Thanks Rosie I am hopeless with links smile

Galaxy Mon 15-Nov-21 22:53:55

I have read both articles, the first is about preferred names, and the second is very clear about the bias that may exist in their methodology, the conclusion is that further studies need to be undertaken,I would fully support that.

Rosie51 Mon 15-Nov-21 22:52:49

Galaxy

Marcia Bowers, US surgeon, has carried out thousands of gender reassignment operations, and has just started to say hold on something may not be ok here. I am so conflicted about how I feel about this but obviously marcia is very experienced in the field. I am conflicted because I want to shout maybe there was an earlier time to say this?

www.dailymail.co.uk/news/article-10058951/Leading-transgender-medics-warn-children-given-gender-reassignment-surgery.html

Not just Marci Bowers, but Erica Anderson too.

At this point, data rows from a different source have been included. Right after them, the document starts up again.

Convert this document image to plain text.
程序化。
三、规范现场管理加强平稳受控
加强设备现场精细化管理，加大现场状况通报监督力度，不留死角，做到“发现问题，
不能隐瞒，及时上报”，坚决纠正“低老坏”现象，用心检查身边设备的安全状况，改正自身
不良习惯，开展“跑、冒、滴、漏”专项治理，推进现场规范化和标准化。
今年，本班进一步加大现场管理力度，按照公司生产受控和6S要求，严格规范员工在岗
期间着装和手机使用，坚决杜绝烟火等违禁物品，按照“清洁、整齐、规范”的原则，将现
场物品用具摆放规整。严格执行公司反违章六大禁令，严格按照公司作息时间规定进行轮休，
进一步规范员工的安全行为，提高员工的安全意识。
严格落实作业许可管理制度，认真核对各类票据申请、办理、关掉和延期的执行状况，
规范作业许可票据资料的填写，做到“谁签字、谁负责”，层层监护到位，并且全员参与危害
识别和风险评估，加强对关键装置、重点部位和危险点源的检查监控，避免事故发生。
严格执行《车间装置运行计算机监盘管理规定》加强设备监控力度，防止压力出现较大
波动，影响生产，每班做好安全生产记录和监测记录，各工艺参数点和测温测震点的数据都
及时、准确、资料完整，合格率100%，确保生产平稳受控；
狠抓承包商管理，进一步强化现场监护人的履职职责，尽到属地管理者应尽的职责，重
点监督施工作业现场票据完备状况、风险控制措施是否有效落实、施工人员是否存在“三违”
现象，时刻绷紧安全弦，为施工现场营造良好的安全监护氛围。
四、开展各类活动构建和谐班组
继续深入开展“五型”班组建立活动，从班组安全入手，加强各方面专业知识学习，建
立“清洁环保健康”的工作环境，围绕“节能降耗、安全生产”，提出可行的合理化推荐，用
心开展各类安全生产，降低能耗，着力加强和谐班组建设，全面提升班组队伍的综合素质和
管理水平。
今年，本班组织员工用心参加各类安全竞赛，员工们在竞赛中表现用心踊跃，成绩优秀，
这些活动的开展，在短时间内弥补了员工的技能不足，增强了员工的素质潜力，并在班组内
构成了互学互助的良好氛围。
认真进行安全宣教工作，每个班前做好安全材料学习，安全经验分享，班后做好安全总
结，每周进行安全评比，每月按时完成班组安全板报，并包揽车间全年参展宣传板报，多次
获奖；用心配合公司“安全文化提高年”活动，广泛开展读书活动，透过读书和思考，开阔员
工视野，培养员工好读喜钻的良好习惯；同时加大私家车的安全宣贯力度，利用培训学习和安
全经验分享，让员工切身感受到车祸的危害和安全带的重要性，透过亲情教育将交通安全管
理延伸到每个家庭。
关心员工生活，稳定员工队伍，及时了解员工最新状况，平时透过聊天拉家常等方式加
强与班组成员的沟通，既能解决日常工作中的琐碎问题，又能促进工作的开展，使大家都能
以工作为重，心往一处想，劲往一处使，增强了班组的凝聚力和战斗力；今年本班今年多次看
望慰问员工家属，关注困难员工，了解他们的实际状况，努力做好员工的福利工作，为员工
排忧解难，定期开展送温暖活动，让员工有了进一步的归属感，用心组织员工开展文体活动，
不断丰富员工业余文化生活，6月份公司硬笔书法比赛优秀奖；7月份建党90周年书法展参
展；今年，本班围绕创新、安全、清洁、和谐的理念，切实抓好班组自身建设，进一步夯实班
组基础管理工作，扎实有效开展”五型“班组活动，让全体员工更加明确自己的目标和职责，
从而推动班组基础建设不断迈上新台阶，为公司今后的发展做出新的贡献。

Chewbacca Mon 15-Nov-21 22:46:23

No VioletSky they're 5 years old and that's a very long time in the current climate with the trans gender issues having increased so much in the last couple of years. I won't be Googling the research to support your theory because, as Galaxy pointed out in her post at 22.09, there has actually been very little research done lately. I'm more interested in knowing more about the provenance of the stats that you provided:

Parents simply using a trans child/teens preferred pronouns:
Reduces symptoms of severe depression by 71%
It reduces suicidal thoughts by 34%
It reduces suicide attempts by 65%

What is the source for this information? Who did the research and how recent is it?

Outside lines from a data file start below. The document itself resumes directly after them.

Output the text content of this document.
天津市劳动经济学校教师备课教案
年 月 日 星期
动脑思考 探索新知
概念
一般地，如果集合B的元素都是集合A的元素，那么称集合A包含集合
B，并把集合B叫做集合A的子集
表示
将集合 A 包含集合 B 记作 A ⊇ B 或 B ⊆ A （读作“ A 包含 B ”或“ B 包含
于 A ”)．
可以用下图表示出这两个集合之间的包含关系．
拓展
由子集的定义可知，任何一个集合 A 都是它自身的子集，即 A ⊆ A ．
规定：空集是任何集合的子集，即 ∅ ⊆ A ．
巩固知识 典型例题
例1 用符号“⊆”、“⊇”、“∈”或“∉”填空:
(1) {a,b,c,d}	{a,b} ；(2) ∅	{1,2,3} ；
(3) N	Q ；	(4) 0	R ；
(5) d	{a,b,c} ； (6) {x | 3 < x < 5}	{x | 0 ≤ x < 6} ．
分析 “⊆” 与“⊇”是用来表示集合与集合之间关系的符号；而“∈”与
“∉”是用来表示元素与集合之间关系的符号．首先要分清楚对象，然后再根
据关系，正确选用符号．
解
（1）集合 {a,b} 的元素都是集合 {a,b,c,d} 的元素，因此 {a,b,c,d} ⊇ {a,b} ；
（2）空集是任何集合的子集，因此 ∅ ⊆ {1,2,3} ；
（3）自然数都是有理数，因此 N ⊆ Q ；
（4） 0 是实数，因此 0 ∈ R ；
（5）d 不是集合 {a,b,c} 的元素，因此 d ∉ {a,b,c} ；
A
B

nanna8 Mon 15-Nov-21 22:44:26

Ohh maybe it was better when men were men and the sheep were nervous.

Galaxy Mon 15-Nov-21 22:41:20

Marcia Bowers, US surgeon, has carried out thousands of gender reassignment operations, and has just started to say hold on something may not be ok here. I am so conflicted about how I feel about this but obviously marcia is very experienced in the field. I am conflicted because I want to shout maybe there was an earlier time to say this?